In Jamaica, there is no law criminalising nepotism, cronyism, breaching procurement guidelines, and benefiting from blatant conflicts of interest. The few anti-corruption laws we have make bribery, graft and influence-peddling hard to detect. When detected, resignation, suspension on full salary, or retirement on full pension seems to be the only penalty.

Civil rights activist Martin Luther King had this to say on the subject:

“Now the other myth that gets around is the idea that legislation cannot really solve the problem and that it has no great role to play in this period of social change because you’ve got to change the heart and you can’t change the heart through legislation. You can’t legislate morals. The job must be done through education and religion. Well, there’s half-truth involved here.

“Certainly, if the problem is to be solved then in the final sense, hearts must be changed. Religion and education must play a great role in changing the heart. But we must go on to say that while it may be true that morality cannot be legislated, behaviour can be regulated. It may be true that the law cannot change the heart but it can restrain the heartless. It may be true that the law cannot make a man love me but it can keep him from lynching me and I think that is pretty important, also” (Taken from Martin Luther King, Jr’s address at Western Michigan University, December 18, 1963).

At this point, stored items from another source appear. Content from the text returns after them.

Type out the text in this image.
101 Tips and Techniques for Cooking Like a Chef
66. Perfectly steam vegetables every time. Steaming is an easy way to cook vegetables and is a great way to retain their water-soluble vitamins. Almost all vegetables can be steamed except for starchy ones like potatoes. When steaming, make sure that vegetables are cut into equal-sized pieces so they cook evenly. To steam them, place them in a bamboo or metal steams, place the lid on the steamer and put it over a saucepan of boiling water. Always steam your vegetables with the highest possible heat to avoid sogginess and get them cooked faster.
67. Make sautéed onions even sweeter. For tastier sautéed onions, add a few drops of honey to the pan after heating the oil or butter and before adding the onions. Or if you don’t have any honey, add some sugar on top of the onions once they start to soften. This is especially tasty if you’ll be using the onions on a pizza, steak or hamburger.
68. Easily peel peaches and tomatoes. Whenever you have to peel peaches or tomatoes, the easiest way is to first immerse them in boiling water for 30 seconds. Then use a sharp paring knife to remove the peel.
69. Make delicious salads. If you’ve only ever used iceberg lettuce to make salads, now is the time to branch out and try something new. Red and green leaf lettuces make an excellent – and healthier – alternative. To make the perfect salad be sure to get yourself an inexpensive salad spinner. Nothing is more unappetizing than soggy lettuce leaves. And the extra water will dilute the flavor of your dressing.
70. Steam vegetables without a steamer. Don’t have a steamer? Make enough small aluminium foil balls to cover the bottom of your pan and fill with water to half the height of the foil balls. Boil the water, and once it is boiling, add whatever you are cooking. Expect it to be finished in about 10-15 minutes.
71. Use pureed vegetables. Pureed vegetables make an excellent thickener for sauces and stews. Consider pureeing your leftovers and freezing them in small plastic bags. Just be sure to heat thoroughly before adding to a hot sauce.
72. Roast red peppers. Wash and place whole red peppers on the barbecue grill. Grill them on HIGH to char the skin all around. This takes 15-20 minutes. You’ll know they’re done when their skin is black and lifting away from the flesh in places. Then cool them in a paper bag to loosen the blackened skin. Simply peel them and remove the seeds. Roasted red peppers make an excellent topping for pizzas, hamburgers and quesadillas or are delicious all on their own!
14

Now here is where I agree with learned counsel:

“The fundamental question remains: whose morals should government legislate?”

And I would add: Which morals should the government legislate?

Adultery may be grounds for divorce, but it is not a crime. For some, eating pork is highly immoral, but despite the influence of Rastafari, pork-eating is not yet illegal in Jamaica.

We will not resolve the issue of whether buggery should continue to be criminalised with slogans like “You cannot legislate morality”; or “government should not interfere with what consenting adults choose to do in the privacy of their bedrooms”. Facile sloganeering is no substitute for sound ethical analysis using logical methods advanced by Plato, Aristotle and many others long before the foundation of the Christian religion.